Fui andar no cemitério,
no silêncio entre os túmulos
para descobrir o que os mortos pensam
e para visitar meus pensamentos mortos.

Ante o lúgubre - 'inda que sossegado - ambiente,
mais houvera ideias a ressuscitar*;
entre elas os ideais de outrora,
insepultos, expostos a se putrefar**.

Nos caminhos, nas veredas, tantas lápides,
tantas inscrições de duvidoso teor;
pássaros negros a observar
e a esperar uns tantos vermes...

Lentamente a me retirar
a espera das lembranças que não vêm,
pensamentos, ideais e ideias a mofar
porque a memória, que me trai, morre também!

[Adhemar - São Paulo, 19/09 a 15/11/2009***]

Epitáfios

* Para minha surpresa, a palavra ressucitar (escrita assim no meu original) deve ser preferencialmente escrita ressuscitar, como aparece nos dicionários: no dicionário online de português, no Aurélio e no Michaelis; aliás nenhum dos três sequer admite a grafia sem o "s" central, encontrada apenas no dicionário inFormal... Diante da respeitabilidade dos demais, sanei essa minha ignorância que durava, já, uns 40 anos...

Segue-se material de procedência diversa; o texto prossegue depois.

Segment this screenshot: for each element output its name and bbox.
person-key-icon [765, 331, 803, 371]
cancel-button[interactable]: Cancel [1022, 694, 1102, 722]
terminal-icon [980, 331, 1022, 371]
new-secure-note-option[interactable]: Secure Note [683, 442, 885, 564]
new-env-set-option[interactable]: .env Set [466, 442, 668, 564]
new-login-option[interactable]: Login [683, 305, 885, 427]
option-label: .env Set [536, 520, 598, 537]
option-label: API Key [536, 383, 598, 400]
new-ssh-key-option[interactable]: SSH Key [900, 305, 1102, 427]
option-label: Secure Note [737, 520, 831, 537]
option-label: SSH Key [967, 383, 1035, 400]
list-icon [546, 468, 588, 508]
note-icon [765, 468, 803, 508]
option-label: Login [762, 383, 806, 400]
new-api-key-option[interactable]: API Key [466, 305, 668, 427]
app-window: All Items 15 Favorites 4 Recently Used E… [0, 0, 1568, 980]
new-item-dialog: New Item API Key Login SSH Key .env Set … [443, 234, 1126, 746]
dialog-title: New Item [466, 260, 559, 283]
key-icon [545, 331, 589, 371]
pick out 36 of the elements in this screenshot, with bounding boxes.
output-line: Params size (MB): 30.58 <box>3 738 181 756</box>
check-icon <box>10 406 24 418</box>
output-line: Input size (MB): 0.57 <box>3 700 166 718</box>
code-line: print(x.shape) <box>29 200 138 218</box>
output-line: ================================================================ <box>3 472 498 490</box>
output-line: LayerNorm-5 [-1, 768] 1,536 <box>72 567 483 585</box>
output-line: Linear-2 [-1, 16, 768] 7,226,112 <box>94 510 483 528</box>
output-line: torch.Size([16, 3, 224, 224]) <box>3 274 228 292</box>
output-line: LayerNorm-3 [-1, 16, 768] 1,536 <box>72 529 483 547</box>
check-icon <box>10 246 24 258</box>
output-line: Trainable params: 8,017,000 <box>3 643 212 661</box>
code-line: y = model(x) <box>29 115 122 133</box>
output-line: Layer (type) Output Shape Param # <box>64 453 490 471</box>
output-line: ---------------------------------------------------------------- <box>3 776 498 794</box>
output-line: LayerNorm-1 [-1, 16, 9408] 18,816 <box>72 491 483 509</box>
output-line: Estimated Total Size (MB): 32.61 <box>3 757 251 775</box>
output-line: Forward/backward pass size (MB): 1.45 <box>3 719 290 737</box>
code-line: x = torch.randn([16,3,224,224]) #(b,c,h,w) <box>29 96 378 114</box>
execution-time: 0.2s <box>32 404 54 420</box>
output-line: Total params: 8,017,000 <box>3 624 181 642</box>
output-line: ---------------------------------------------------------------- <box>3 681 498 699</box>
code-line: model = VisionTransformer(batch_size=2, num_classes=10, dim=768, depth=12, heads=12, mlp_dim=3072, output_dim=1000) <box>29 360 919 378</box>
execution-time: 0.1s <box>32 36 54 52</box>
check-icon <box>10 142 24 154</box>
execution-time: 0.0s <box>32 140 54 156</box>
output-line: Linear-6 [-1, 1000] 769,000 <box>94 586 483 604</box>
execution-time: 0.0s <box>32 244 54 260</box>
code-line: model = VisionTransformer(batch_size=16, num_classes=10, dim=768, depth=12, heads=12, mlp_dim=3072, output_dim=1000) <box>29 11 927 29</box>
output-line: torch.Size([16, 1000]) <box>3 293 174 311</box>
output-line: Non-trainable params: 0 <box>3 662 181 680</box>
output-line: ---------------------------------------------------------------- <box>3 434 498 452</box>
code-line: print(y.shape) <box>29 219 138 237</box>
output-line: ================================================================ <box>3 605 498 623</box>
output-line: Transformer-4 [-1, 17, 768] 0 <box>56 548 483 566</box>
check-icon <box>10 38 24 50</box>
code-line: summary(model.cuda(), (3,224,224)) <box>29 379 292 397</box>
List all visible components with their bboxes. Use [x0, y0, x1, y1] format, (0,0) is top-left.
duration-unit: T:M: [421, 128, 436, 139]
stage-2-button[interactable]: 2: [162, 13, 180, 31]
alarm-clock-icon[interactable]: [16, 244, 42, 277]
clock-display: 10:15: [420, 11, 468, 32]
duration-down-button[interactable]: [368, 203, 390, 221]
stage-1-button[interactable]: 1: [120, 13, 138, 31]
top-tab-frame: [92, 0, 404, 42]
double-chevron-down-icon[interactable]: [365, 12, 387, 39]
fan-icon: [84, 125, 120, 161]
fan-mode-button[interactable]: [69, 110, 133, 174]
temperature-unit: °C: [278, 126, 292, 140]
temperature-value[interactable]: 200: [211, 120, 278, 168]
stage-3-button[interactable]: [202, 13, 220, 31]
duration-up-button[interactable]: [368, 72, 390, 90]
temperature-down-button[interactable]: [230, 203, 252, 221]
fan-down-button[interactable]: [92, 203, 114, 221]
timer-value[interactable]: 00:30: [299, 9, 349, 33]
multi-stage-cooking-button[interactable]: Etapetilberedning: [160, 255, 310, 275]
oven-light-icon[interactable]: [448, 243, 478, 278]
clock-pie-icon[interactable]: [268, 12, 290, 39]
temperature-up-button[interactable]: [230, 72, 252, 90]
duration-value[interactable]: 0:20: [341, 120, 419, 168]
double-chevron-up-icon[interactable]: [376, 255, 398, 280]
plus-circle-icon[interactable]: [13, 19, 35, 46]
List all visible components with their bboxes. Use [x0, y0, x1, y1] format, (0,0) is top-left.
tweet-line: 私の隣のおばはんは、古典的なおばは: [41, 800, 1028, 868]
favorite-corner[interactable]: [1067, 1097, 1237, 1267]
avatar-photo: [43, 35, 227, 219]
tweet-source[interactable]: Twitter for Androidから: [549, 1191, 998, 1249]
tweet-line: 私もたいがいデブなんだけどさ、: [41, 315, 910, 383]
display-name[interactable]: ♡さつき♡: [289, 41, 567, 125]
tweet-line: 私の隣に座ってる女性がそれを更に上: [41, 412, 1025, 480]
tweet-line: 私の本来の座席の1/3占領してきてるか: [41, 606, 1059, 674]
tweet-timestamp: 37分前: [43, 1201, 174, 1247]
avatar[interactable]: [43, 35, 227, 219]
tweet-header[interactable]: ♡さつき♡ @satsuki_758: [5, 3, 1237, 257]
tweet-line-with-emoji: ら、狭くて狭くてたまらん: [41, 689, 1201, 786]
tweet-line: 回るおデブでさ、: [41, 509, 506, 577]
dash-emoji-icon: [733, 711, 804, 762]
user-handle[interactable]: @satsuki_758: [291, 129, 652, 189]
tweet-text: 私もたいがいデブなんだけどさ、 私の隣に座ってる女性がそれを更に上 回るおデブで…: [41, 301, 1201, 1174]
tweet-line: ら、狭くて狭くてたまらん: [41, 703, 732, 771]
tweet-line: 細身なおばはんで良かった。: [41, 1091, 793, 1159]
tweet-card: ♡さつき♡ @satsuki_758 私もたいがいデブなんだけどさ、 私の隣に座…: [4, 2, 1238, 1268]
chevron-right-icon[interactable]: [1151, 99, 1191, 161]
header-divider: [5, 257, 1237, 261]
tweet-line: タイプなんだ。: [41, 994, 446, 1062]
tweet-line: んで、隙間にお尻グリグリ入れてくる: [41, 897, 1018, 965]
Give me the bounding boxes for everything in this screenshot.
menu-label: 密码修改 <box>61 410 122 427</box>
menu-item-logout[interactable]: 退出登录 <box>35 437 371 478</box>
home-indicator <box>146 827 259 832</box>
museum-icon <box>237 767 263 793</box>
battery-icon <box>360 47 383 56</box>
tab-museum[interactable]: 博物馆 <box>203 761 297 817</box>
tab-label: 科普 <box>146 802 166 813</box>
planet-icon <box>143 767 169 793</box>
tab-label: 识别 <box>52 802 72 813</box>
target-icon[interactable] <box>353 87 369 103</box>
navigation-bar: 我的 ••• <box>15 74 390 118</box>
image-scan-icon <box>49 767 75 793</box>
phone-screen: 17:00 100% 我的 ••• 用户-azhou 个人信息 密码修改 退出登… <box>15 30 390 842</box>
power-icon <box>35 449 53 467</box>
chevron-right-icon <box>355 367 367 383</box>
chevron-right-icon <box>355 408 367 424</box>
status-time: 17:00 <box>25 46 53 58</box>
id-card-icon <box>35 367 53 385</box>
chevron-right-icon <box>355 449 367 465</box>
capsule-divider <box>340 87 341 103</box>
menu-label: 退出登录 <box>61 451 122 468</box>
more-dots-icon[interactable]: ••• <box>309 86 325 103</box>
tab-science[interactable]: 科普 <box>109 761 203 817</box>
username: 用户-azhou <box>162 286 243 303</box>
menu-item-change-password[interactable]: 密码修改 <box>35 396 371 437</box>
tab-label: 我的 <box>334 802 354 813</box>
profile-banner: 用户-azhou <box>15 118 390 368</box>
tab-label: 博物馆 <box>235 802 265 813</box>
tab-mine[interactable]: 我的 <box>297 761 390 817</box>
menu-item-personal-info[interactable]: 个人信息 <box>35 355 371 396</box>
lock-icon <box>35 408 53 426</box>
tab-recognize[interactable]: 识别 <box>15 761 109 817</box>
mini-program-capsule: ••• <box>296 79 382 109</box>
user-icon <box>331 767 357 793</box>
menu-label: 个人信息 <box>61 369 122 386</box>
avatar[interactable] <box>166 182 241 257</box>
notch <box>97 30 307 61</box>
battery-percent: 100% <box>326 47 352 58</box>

** Por sua vez, putrefar não existe mesmo. Encontrei referências de outros atrevidos que a utilizaram, houve um site onde a registrei com o significado de "apodrecer", "putrefazer", uma vez que é candidata a se tornar um vocábulo válido ou oficial - se é que pode dizer isso... Mas no verso onde aparece, não cabia outra, pelo menos no meu canhestro modo de entender.

*** Putz, demorei quase dois meses pra sair desse cemitério...!!!

Adhemar, 22/01/2012.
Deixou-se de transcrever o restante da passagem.